Perry For Congress-Legislative, Military Experience Is A Plus

Harrisburg Patriot-News

There’s a reason Scott Perry won a seven-person primary to be the Republican nominee for the 4th Congressional District: He is an experienced leader. His background in the military, private sector and as a state representative make him well suited to represent south-central Pennsylvania at the federal level.

He earns The Patriot-News endorsement. Perry is running for the congressional seat that was left vacant by retiring congressman Todd Platts. After redistricting, the district now includes all of York and Adams counties and just a tiny portion of eastern Cumberland County and the city of Harrisburg in Dauphin County.

It’s a complex district that in many ways mirrors Pennsylvania itself with urban areas such as York and Harrisburg, suburban communities outside those cities and rural farms. Perry has the right background to be an effective representative of this oddly shaped district.

He is a veteran of the Iraq War and remains in the Pennsylvania National Guard, having recently been promoted to command of the entire Fort Indiantown Gap National Guard Training Facility.

In 2006, he was elected state representative from the Dillsburg area. In the state Legislature, he is best known for championing the Castle Doctrine, a bill that expands people’s right to use “deadly force” when attacked.

This newspaper opposed that bill, but we recognize that Perry has been a hard worker and has not shied away from tackling big issues such as unemployment compensation reform and balancing the budget. Perry did not sign the “no tax increase” pledge and says he is “potentially” willing to consider a tax or other revenue increases if necessary for a compromise on the federal budget.

It’s a common-sense approach that suits central Pennsylvania. He also is open to reforming entitlement programs, although he is quick to reiterate that those in retirement or close to it should not have their benefits changed.

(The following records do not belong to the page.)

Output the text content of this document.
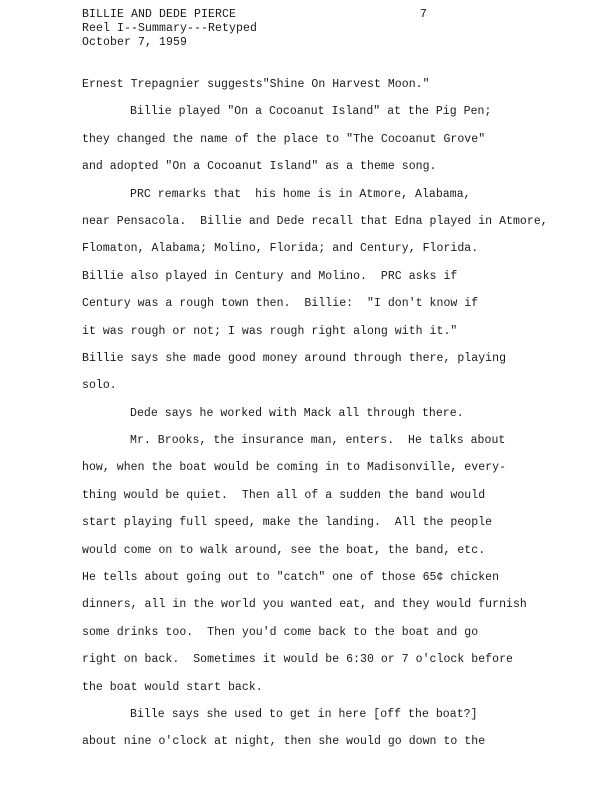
BILLIE AND DEDE PIERCE
Reel I--Summary---Retyped
October 7, 1959
7
Ernest Trepagnier suggests"Shine On Harvest Moon."
Billie played "On a Cocoanut Island" at the Pig Pen;
they changed the name of the place to "The Cocoanut Grove"
and adopted "On a Cocoanut Island" as a theme song.
PRC remarks that  his home is in Atmore, Alabama,
near Pensacola.  Billie and Dede recall that Edna played in Atmore,
Flomaton, Alabama; Molino, Florida; and Century, Florida.
Billie also played in Century and Molino.  PRC asks if
Century was a rough town then.  Billie:  "I don't know if
it was rough or not; I was rough right along with it."
Billie says she made good money around through there, playing
solo.
Dede says he worked with Mack all through there.
Mr. Brooks, the insurance man, enters.  He talks about
how, when the boat would be coming in to Madisonville, every-
thing would be quiet.  Then all of a sudden the band would
start playing full speed, make the landing.  All the people
would come on to walk around, see the boat, the band, etc.
He tells about going out to "catch" one of those 65¢ chicken
dinners, all in the world you wanted eat, and they would furnish
some drinks too.  Then you'd come back to the boat and go
right on back.  Sometimes it would be 6:30 or 7 o'clock before
the boat would start back.
Bille says she used to get in here [off the boat?]
about nine o'clock at night, then she would go down to the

Our one hesitation is on health care. Perry wants to repeal the Affordable Care Act, and in The Patriot-News interview he even expressed apprehension about keeping in place popular provisions such as ending pre-existing conditions.

If elected, it’s a topic he will need to listen to constituents on and likely evolve his views. Perry’s Democratic opponent in this race is Harry Perkinson, an engineer from Dallastown, York County, who has worked in the private sector for many years and ran his own small business.

Perkinson is well-versed on federal issues and comes across as one of the stronger challengers this year. As he told The Patriot-News, “I am a moderate. I don’t want government intruding in my life, but by the same token, I don’t want it completely absent.”

Perkinson also served after college in the Peace Corps, giving him firsthand experience of the world.

But this is his first foray into elected office, and it is a big leap. Voters in the 4th Congressional District are fortunate to have two knowledgeable candidates who have spent most of their adult lives in the area. Perry stands out to us because of his military and state legislative record.